All a terrorist needs is $50 to bring down a plane
Washington: Reports indicate that a terrorist needs just about USD 50 to purchase a GPS jammer, an electronic device small enough to fit in a shirt pocket, which can conceivably bring down an airplane.
According to a report by Fox News, despite being illegal and potentially dangerous, GPS jammers are cheap and readily available online.
With car thieves in the United Kingdom using GPS jammers to aid their getaways, experts say it is only a matter of time until crooks - and, ominously, terrorists - in the United States catch on.

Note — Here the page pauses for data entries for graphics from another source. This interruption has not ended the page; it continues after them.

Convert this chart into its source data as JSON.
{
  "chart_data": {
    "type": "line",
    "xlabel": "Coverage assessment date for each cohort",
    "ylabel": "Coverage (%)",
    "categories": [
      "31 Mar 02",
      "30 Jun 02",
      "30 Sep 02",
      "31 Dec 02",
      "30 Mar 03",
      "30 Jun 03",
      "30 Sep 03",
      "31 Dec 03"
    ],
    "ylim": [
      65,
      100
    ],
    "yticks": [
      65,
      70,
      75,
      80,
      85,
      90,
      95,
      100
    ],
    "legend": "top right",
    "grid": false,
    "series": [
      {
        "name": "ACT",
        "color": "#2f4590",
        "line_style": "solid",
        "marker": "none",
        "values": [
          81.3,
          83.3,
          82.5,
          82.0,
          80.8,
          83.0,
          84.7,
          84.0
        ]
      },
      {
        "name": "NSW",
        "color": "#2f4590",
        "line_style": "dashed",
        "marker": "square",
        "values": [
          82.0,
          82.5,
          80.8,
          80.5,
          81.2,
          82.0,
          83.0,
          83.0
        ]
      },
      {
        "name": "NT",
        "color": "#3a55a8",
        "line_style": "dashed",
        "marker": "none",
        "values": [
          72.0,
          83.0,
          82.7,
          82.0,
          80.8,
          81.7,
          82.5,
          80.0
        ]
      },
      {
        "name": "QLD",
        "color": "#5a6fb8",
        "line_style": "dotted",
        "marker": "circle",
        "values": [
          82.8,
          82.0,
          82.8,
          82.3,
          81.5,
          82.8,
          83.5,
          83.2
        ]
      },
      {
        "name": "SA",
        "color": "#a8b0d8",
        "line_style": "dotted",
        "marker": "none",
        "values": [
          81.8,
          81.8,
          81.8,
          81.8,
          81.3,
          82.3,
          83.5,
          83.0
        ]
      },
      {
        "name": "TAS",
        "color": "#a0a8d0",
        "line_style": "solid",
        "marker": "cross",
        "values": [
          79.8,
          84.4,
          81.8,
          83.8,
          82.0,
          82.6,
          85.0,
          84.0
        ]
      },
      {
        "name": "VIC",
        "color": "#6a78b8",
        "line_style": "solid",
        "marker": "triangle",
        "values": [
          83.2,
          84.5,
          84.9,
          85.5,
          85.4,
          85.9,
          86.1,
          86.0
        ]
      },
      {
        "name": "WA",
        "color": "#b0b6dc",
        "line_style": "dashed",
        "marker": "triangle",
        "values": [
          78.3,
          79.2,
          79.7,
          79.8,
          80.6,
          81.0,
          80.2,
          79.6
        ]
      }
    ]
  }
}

Jammers transmit a low-power signal that creates signal noise and fools a GPS receiver into thinking the satellites are not available.
They can be used to confuse police and avoid toll charges, and some pranksters use them to nettle unsuspecting iPhone users.
But the real threat is the unknown.
Criminals could use them to hide their whereabouts from law enforcement - and some experts fear terrorists could use high-powered jammers to disrupt GPS reception on an airplane or in military operations.
The devices pose serious societal risks, and they are unquestionably illegal to buy and use in the United States.
The FCC is bullish about pursuing anyone who buys a GPS jammer and will prosecute and jail anyone who uses one.
Yet, they`re easily bought online, and their proponents say they should stay that way.
"GPS is so embedded in the transportation, manufacturing industries and economies of our societies that the risk is high," said David Last, an Emeritus Professor of Bangor University in the UK and a well-known authority on criminal use of GPS jammers.
"It`s especially so in telecommunications: GPS is the ultimate source of timing for most of our telephone systems, the Internet and, in the US, phone cells," he added.
All those systems are potential prey for jammers, and that`s largely why they are illegal.
GPS and cell phone jammers are not exactly state of the art.
The devices, which cause signal confusion and disruption, are actually similar to illegal cell phone jammers.
The risk is low for airplanes, which use ground-based radars for guidance and have a back-up navigation system that does not depend on satellites.
Military personnel use a private GPS network. But GPS jamming could nonetheless cause confusion in the cockpit as pilots have to switch to back up navigation systems.
And maritime shipments that rely on GPS coordinates for finding port locations could face problems as well.